João Boavida
É a ideia que dá: uma nau de loucos, com o leme partido e as velas rotas. O Presidente faz um discurso incendiário, quando a atmosfera estava ao rubro e o calor era sufocante. Um bombeiro pirómano em dia de greve. O Governo, (por falta de jeito ou premeditadamente?) como se não tivesse que dar contas a ninguém, nem soubesse da fragilidade política em que estava, pareceu um elefante desorientado por uma loja de louças.

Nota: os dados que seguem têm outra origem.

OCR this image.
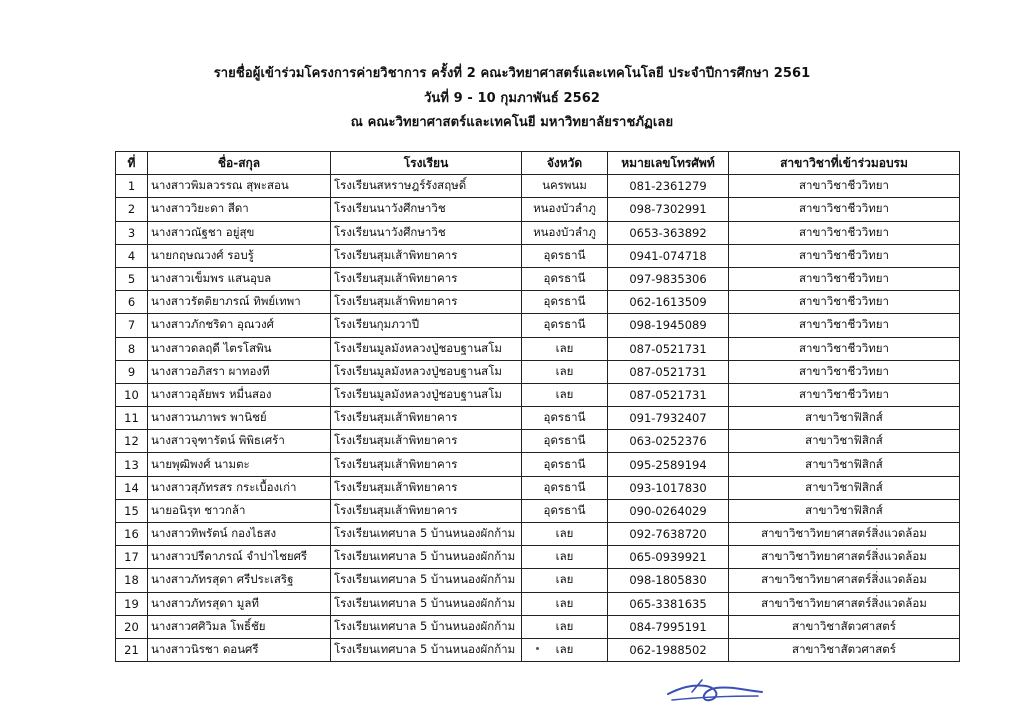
รายชื่อผู้เข้าร่วมโครงการค่ายวิชาการ ครั้งที่ 2 คณะวิทยาศาสตร์และเทคโนโลยี ประจำปีการศึกษา 2561
วันที่ 9 - 10 กุมภาพันธ์ 2562
ณ คณะวิทยาศาสตร์และเทคโนยี มหาวิทยาลัยราชภัฏเลย
ที่	ชื่อ-สกุล	โรงเรียน	จังหวัด	หมายเลขโทรศัพท์	สาขาวิชาที่เข้าร่วมอบรม
1	นางสาวพิมลวรรณ สุพะสอน	โรงเรียนสหราษฎร์รังสฤษดิ์	นครพนม	081-2361279	สาขาวิชาชีววิทยา
2	นางสาววิยะดา สีดา	โรงเรียนนาวังศึกษาวิช	หนองบัวลำภู	098-7302991	สาขาวิชาชีววิทยา
3	นางสาวณัฐชา อยู่สุข	โรงเรียนนาวังศึกษาวิช	หนองบัวลำภู	0653-363892	สาขาวิชาชีววิทยา
4	นายกฤษณวงศ์ รอบรู้	โรงเรียนสุมเส้าพิทยาคาร	อุดรธานี	0941-074718	สาขาวิชาชีววิทยา
5	นางสาวเข็มพร แสนอุบล	โรงเรียนสุมเส้าพิทยาคาร	อุดรธานี	097-9835306	สาขาวิชาชีววิทยา
6	นางสาวรัตติยาภรณ์ ทิพย์เทพา	โรงเรียนสุมเส้าพิทยาคาร	อุดรธานี	062-1613509	สาขาวิชาชีววิทยา
7	นางสาวภักชริดา อุณวงศ์	โรงเรียนกุมภวาปี	อุดรธานี	098-1945089	สาขาวิชาชีววิทยา
8	นางสาวดลฤดี ไตรโสพิน	โรงเรียนมูลมังหลวงปู่ชอบฐานสโม	เลย	087-0521731	สาขาวิชาชีววิทยา
9	นางสาวอภิสรา ผาทองที	โรงเรียนมูลมังหลวงปู่ชอบฐานสโม	เลย	087-0521731	สาขาวิชาชีววิทยา
10	นางสาวอุลัยพร หมื่นสอง	โรงเรียนมูลมังหลวงปู่ชอบฐานสโม	เลย	087-0521731	สาขาวิชาชีววิทยา
11	นางสาวนภาพร พานิชย์	โรงเรียนสุมเส้าพิทยาคาร	อุดรธานี	091-7932407	สาขาวิชาฟิสิกส์
12	นางสาวจุฑารัตน์ พิพิธเศร้า	โรงเรียนสุมเส้าพิทยาคาร	อุดรธานี	063-0252376	สาขาวิชาฟิสิกส์
13	นายพุฒิพงศ์ นามตะ	โรงเรียนสุมเส้าพิทยาคาร	อุดรธานี	095-2589194	สาขาวิชาฟิสิกส์
14	นางสาวสุภัทรสร กระเบื้องเก่า	โรงเรียนสุมเส้าพิทยาคาร	อุดรธานี	093-1017830	สาขาวิชาฟิสิกส์
15	นายอนิรุท ชาวกล้า	โรงเรียนสุมเส้าพิทยาคาร	อุดรธานี	090-0264029	สาขาวิชาฟิสิกส์
16	นางสาวทิพรัตน์ กองไธสง	โรงเรียนเทศบาล 5 บ้านหนองผักก้าม	เลย	092-7638720	สาขาวิชาวิทยาศาสตร์สิ่งแวดล้อม
17	นางสาวปรีดาภรณ์ จำปาไชยศรี	โรงเรียนเทศบาล 5 บ้านหนองผักก้าม	เลย	065-0939921	สาขาวิชาวิทยาศาสตร์สิ่งแวดล้อม
18	นางสาวภัทรสุดา ศรีประเสริฐ	โรงเรียนเทศบาล 5 บ้านหนองผักก้าม	เลย	098-1805830	สาขาวิชาวิทยาศาสตร์สิ่งแวดล้อม
19	นางสาวภัทรสุดา มูลที	โรงเรียนเทศบาล 5 บ้านหนองผักก้าม	เลย	065-3381635	สาขาวิชาวิทยาศาสตร์สิ่งแวดล้อม
20	นางสาวศศิวิมล โพธิ์ชัย	โรงเรียนเทศบาล 5 บ้านหนองผักก้าม	เลย	084-7995191	สาขาวิชาสัตวศาสตร์
21	นางสาวนิรชา ดอนศรี	โรงเรียนเทศบาล 5 บ้านหนองผักก้าม	เลย	062-1988502	สาขาวิชาสัตวศาสตร์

Quanto às oposições, sempre o mesmo; não têm emenda. Uns, à direita, com uma ânsia de poder que chega a ser impudica; outros, à esquerda, sempre cantando de fora, perderam a razão e a realidade.
Quanto à direita, lembramo-nos bem da sua ave canora, à frente d’ O Independente, anunciando escândalos todas as semanas. Muitos sem consistência, simples fogos de palha, mas impiedosos e sistemáticos até à destruição do Governo de Cavaco Silva. A quem agora tecem loas.
Os da esquerda esquecem-se que sempre foram contra todos os acordos, todos os orçamentos, todas as concertações sociais, todas as coligações, todos os entendimentos, enfim tudo o que fosse resolução de problemas. Nem à esquerda nem à direita há autoridade moral. E que falta ela faz!
Mas continuam. À direita, a invocar princípios e coerências, e à esquerda a apregoar coerências e princípios. Uns, mudam de princípios como de camisa, embora digam, em relação a tudo, que “sempre têm dito”, etc. Outros, com duas ou três ideias mais secas e espalmadas que arenque fumado; sempre de facto disseram (dizem e dirão) o mesmo.
Mas a massa não política não está melhor. Uns, em jornais, blogs, entrevistas de rua para as televisões e antenas abertas, com comentários tolos ou furiosos, mostram como nos falta bom senso, informação e espírito democrático. Outros, muitos, cada vez mais, achando que “todos” são iguais, ajudam a afastar os competentes e alimentam a praga dos carreiristas, que dão cabo do país.
E quanto à crise atual, também temos muitas culpas. Andámos, durante anos, endividando-nos euforicamente, como se fôssemos ricos. Continuávamos pobres e pouco produtivos, mas levados pela indústria do consumo, chegamos a isto. E os bancos a empurrarem-nos para crédito em massa e o consumo desenfreado. E não explicando que, para nos emprestar, endividavam-se nos bancos estrangeiros. Ninguém alertava: nem Governo, nem Presidente, nem Oposição, nem comunicação social; só um ou outro medina-carreira ou ferreira-leite, que ninguém quis ouvir. E agora reclamamos e fazemos greves. Para melhorar a situação e facilitar a vida aos mais pobres, claro. A irracionalidade, a estupidez e a velhacaria deviam pagar imposto.